On Monday Pope Francis released his third apostolic exhortation, Gaudete et Exsultate, a teaching for all People of God to aid us in our path to holiness, which he defines—from the writings of Pope Benedict XVI—as “nothing other than charity lived to the full.” Holiness can seem to be a daunting task, but charity can feel a bit more attainable.

St. Francis de Sales dedicated his life to helping his parishioners grow in holiness, and when Pope Paul VI declared him a doctor of the church, the 17th century bishop was given the title Doctor of Love to honor his rapt attention on charity. Over the next five weeks, DeSales Weekly will present reflections on the intersections between Salesian spirituality and the five chapters of Gaudete et Exsultate.

The document’s first chapter on the call to holiness resonates with the spirit of the Second Vatican Council. Again, Pope Paul VI hailed DeSales as a foreshadowing influence for his work on affirming that all people are called to a deep relationship with God that unfolds in the love of neighbor through charity. Consequently, Pope Francis offers practical and attainable examples of holiness in his latest teaching:

I like to contemplate the holiness present in the patience of God’s people: in those parents who raise their children with immense love, in those men and women who work hard to support their families, in the sick, in elderly religious who never lose their smile. In their daily perseverance I see the holiness of the Church militant. Very often it is a holiness found in our next-door neighbors, those who, living in our midst, reflect God’s presence. We might call them “the middle class of holiness (no. 7).”

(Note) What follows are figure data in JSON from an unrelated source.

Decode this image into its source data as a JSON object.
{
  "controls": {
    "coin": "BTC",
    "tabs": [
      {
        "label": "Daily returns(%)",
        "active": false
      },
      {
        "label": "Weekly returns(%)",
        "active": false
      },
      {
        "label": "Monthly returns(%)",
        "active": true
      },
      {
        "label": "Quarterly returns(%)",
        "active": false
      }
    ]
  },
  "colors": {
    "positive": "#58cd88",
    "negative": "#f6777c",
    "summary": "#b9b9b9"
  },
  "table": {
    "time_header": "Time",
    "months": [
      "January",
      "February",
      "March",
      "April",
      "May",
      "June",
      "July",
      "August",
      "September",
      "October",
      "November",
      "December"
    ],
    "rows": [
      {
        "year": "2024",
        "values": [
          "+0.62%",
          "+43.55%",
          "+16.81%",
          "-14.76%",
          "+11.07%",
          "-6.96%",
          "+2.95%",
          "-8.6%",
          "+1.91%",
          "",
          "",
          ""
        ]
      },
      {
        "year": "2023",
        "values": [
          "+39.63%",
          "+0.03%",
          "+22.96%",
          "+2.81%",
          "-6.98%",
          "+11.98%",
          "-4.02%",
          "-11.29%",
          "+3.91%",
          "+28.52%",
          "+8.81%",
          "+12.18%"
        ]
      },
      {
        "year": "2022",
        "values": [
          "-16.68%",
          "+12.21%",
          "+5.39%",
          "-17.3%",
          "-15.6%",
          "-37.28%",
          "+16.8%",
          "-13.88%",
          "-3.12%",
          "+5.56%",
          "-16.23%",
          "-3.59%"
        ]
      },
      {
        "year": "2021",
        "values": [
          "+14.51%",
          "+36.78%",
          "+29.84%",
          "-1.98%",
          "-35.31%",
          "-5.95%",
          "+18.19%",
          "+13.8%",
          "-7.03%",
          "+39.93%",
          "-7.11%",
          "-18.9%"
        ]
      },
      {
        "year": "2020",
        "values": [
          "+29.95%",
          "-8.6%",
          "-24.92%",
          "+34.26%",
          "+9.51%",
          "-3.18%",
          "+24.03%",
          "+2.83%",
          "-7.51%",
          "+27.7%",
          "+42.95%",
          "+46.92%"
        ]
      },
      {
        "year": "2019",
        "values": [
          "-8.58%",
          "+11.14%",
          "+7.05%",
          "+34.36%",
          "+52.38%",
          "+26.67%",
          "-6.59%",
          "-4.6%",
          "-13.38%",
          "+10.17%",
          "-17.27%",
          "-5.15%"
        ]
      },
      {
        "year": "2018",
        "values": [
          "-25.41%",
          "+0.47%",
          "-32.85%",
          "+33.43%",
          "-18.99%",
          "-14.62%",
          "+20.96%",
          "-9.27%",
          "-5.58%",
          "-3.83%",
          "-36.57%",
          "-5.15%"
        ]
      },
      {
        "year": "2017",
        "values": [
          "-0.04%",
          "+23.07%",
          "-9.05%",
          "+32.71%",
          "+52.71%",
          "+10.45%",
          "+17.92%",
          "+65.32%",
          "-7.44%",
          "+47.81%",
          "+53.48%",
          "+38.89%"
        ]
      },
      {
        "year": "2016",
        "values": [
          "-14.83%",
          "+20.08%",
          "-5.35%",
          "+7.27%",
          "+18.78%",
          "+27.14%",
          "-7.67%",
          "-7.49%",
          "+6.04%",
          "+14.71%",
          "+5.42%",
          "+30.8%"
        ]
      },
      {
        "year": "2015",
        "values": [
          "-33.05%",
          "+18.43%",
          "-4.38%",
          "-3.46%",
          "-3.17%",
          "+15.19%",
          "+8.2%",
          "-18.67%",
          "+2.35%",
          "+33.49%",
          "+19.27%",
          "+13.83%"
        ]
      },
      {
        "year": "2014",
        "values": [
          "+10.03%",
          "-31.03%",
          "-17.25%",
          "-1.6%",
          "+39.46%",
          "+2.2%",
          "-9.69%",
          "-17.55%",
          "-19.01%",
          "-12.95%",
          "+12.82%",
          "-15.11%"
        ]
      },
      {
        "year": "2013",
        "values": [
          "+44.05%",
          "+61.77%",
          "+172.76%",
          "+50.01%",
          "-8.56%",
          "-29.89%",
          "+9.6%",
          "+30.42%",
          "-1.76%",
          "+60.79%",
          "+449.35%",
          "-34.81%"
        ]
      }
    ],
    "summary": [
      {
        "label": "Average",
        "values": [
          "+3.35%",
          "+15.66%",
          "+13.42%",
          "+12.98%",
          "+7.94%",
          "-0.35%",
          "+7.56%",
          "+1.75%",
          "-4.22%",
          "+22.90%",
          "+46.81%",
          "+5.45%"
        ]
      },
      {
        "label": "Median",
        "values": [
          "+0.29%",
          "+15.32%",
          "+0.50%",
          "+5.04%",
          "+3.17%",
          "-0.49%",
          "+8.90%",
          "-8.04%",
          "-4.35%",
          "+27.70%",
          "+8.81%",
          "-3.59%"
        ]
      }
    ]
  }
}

The pope’s use of the expression of middle class of holiness is not intended to suggest mediocrity, but accessibility. He goes on to provide another basic example of holiness:

This holiness to which the Lord calls you will grow through small gestures. Here is an example: a woman goes shopping, she meets a neighbour and they begin to speak, and the gossip starts. But she says in her heart: “No, I will not speak badly of anyone.” This is a step forward in holiness. Later, at home, one of her children wants to talk to her about his hopes and dreams, and even though she is tired, she sits down and listens with patience and love. That is another sacrifice that brings holiness. Later she experiences some anxiety, but recalling the love of the Virgin Mary, she takes her rosary and prays with faith. Yet another path of holiness. Later still, she goes out onto the street, encounters a poor person and stops to say a kind word to him. One more step (no. 16).

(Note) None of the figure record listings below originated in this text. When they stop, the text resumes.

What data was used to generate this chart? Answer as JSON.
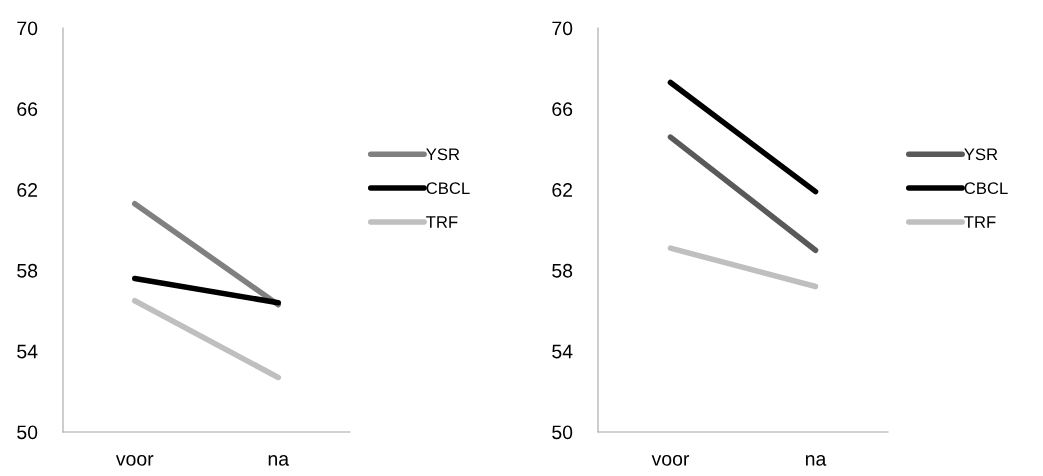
{
  "chart_data": [
    {
      "type": "line",
      "categories": [
        "voor",
        "na"
      ],
      "ylim": [
        50,
        70
      ],
      "yticks": [
        50,
        54,
        58,
        62,
        66,
        70
      ],
      "grid": false,
      "legend": "right",
      "marker": "none",
      "line_style": "solid",
      "series": [
        {
          "name": "YSR",
          "color": "#808080",
          "values": [
            61.3,
            56.3
          ]
        },
        {
          "name": "CBCL",
          "color": "#000000",
          "values": [
            57.6,
            56.4
          ]
        },
        {
          "name": "TRF",
          "color": "#bfbfbf",
          "values": [
            56.5,
            52.7
          ]
        }
      ]
    },
    {
      "type": "line",
      "categories": [
        "voor",
        "na"
      ],
      "ylim": [
        50,
        70
      ],
      "yticks": [
        50,
        54,
        58,
        62,
        66,
        70
      ],
      "grid": false,
      "legend": "right",
      "marker": "none",
      "line_style": "solid",
      "series": [
        {
          "name": "YSR",
          "color": "#595959",
          "values": [
            64.6,
            59.0
          ]
        },
        {
          "name": "CBCL",
          "color": "#000000",
          "values": [
            67.3,
            61.9
          ]
        },
        {
          "name": "TRF",
          "color": "#bfbfbf",
          "values": [
            59.1,
            57.2
          ]
        }
      ]
    }
  ]
}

This inclusion of such practical instances of holiness mirrors well the writings of DeSales, whose Introduction to the Devout Life was essentially a manual for lay people to design for themselves, from their own state in life, how to be most charitable, most holy. He is famous for the maxim: Be who you are and be that well. Pope Francis seems to paraphrase DeSales in Gaudete et Exsultate:

The important thing is that each believer discern his or her own path, that they bring out the very best of themselves, the most personal gifts that God has placed in their hearts (cf. 1 Cor 12:7), rather than hopelessly trying to imitate something not meant for them. We are all called to be witnesses, but there are many actual ways of bearing witness (no. 11).

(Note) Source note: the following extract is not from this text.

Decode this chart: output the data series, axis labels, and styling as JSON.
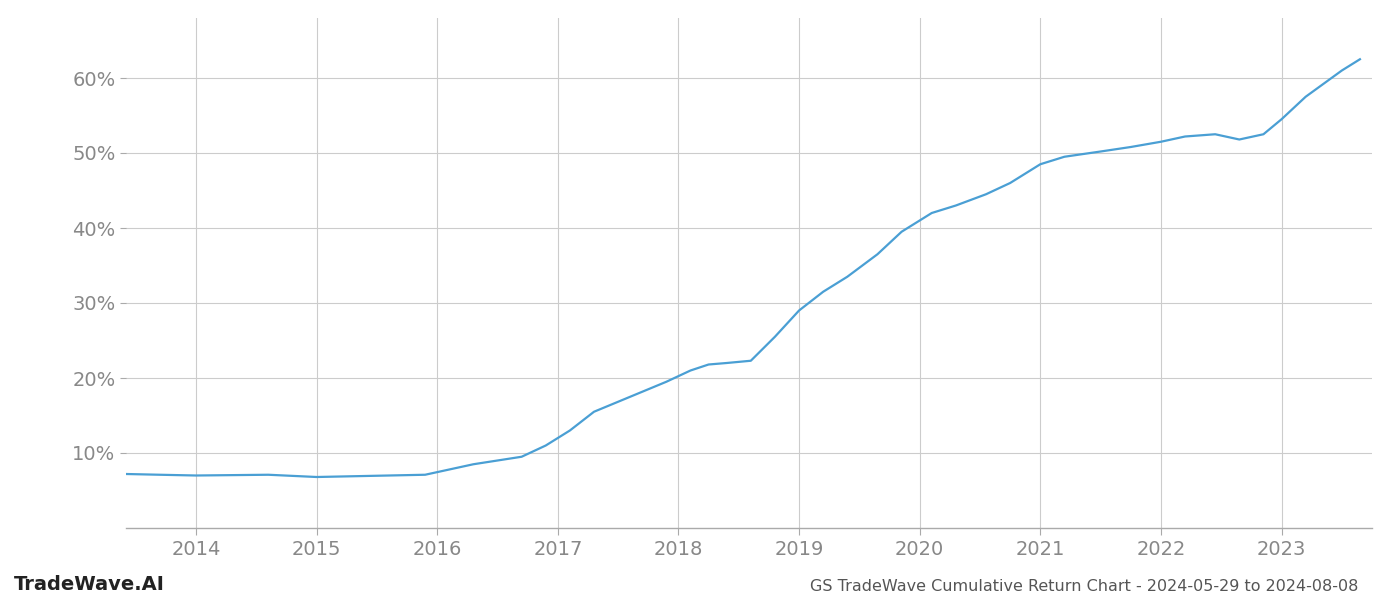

The one place where Pope Francis references DeSales’, from hisTreatise on the Love of God, concerns completing the ordinary tasks of our days with extraordinary grace in the present moment. Each moment, no matter how seemingly weighty or insignificant, contains opportunities for goodness. The pope’s charge is basic and simple, quite like the water that brought us into the life of Christ through baptism. May we live Jesus with a simplicity and charity that lifts us to a middle class of discipleship to grow together in holiness.